En La habitación de al lado, la nueva película de Pedro Almodóvar, Julianne Moore interpreta a una escritora (Ingrid) que se reencuentra con una vieja amiga periodista de guerra, Martha, interpretada por Tilda Swinton, a la que le han diagnosticado un cáncer terminal. Aunque llevaban años sin verse, su relación se recupera y profundiza. Ante la posibilidad de una agonía insoportable por culpa de su enfermedad, Martha le pide a su amiga que le acompañe a una casa en el campo donde tiene pensado acabar con su vida con una pastilla. El rol de la acompañante no es ayudarla a morir, sino estar a su lado hasta el último día.
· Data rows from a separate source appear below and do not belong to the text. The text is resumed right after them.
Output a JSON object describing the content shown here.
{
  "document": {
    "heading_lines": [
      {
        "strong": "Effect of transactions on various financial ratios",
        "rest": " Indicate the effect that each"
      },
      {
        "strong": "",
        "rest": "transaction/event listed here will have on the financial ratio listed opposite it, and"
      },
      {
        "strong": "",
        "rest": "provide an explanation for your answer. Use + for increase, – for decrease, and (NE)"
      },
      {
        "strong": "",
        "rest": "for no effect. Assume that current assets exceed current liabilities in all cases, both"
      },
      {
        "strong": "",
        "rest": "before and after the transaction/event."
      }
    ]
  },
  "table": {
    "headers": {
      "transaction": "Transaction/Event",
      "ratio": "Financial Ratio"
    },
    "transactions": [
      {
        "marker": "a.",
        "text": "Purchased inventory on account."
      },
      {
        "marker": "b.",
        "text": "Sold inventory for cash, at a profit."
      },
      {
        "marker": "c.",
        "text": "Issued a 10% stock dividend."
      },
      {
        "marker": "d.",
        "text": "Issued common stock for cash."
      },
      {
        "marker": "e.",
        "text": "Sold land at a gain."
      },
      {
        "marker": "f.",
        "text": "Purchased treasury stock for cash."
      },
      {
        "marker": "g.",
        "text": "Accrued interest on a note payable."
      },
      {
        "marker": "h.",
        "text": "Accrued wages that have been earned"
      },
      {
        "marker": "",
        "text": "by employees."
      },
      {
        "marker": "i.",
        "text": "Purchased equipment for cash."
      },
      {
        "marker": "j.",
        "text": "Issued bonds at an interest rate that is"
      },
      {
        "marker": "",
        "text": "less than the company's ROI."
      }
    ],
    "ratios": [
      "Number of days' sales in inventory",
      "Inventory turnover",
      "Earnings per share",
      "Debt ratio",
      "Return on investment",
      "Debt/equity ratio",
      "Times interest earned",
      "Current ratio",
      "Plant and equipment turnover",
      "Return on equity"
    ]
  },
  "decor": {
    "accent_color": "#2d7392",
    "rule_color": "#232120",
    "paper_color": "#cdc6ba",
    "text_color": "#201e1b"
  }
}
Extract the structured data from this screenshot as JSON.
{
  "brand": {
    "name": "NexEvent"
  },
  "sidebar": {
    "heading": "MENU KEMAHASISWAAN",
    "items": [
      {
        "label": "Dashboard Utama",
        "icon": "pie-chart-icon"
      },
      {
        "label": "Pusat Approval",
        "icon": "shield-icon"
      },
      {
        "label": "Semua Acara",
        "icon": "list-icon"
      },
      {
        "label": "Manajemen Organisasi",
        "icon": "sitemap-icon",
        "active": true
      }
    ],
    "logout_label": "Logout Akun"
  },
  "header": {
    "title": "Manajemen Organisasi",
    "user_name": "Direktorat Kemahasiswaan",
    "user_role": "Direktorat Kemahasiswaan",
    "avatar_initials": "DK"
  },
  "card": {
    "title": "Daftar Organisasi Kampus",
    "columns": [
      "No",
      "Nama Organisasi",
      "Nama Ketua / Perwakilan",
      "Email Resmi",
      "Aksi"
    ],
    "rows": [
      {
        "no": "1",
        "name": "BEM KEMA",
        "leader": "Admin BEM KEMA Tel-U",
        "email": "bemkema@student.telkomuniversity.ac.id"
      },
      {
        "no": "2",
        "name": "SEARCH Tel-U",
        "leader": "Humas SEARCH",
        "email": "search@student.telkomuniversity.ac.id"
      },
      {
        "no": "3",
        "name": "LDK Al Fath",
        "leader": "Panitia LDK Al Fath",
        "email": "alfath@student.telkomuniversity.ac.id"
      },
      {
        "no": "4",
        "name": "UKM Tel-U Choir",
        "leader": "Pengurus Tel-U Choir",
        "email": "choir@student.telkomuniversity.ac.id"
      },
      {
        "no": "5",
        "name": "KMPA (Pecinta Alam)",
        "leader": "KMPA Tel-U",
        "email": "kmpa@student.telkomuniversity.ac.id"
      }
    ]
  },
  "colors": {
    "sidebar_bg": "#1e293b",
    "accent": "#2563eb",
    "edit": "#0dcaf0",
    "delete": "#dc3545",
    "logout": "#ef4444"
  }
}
Ingrid acepta a regañadientes y dejan Nueva York (que solo es Nueva York porque sale de vez en cuando el skyline de la ciudad) y se marchan a Woodstock, en el norte del Estado (en realidad Almodóvar rodó en una preciosa casa mid century en San Lorenzo del Escorial). Es una premisa fascinante.
Almodóvar no es un director realista. Sus películas siempre tienen un esqueleto realista, una narrativa relativamente convencional, pero al director le interesan mucho más otras cosas. No le interesa la verosimilitud sino las atmósferas, una estética, unas emociones sin el sustento convencional. Incluso en sus filmes más realistas (pienso, de sus últimas películas, en Julieta, Dolor y gloria, en La habitación de al lado) le gusta jugar con una especie de extrañamiento, con las escenas oníricas, incluso con la vergüenza ajena y los límites del melodrama. Nunca alcanza el realismo mágico, ni en esta película ni en la mayoría de sus películas, pero le gusta coquetear con el género. No le interesa la idea clásica de realismo.
«No quiere emocionar a través de la verosimilitud de los diálogos sino a través de las emociones de sus personajes»
En La habitación de al lado hay varios ejemplos de eso, sobre todo en los flashbacks, en cierta falta de naturalidad de los actores en algunas escenas, en su estética preciosista. Por ejemplo, algunos de los diálogos y escenas resultan forzados, como si los actores estuvieran practicando el guion antes de actuar realmente. A Almodóvar no le importa mucho eso, porque su objetivo es emocionar por otro lado. De nuevo, no quiere emocionar a través de la verosimilitud de los diálogos sino a través de la verosimilitud de las emociones que experimentan sus personajes.
La crítica anglosajona achaca esta falta de naturalidad al hecho de que es la primera película del director español en inglés (después de los mediometrajes La forma humana y Extraña forma de vida). En la web AVClub, la crítica estadounidense Natalia Keogan dice que hay una «disonancia entre las inclinaciones melodramáticas del director y su ejecución en inglés. En español, esta sensibilidad jabonosa se adopta con eficacia, pero estos mismos escenarios y diálogos tienen una connotación de cursilería en la traducción». Lo que se le escapa a Keogan, y a muchos otros críticos que han señalado lo mismo, es que esa sensación se produce en todas las películas de Almodóvar. No tiene nada que ver con el idioma.
El resultado no es brillante, pero muy notable. Las protagonistas se mueven entre la aceptación y el vértigo ante la muerte. En una escena especialmente emocionante, Martha está frente al ordenador intentando escribir, pero es incapaz de hacer algo que no sea esperar a la muerte. Hay momentos tiernos, otros ligeramente estrafalarios y melodramáticos, y sin embargo todo está contenido. No es la mejor película de Almodóvar, pero es un añadido emocionante a su filmografía, que es cada vez más elegante y melancólica a la vez que, en paralelo, el director es cada vez más insoportable en su faceta de personalidad pública.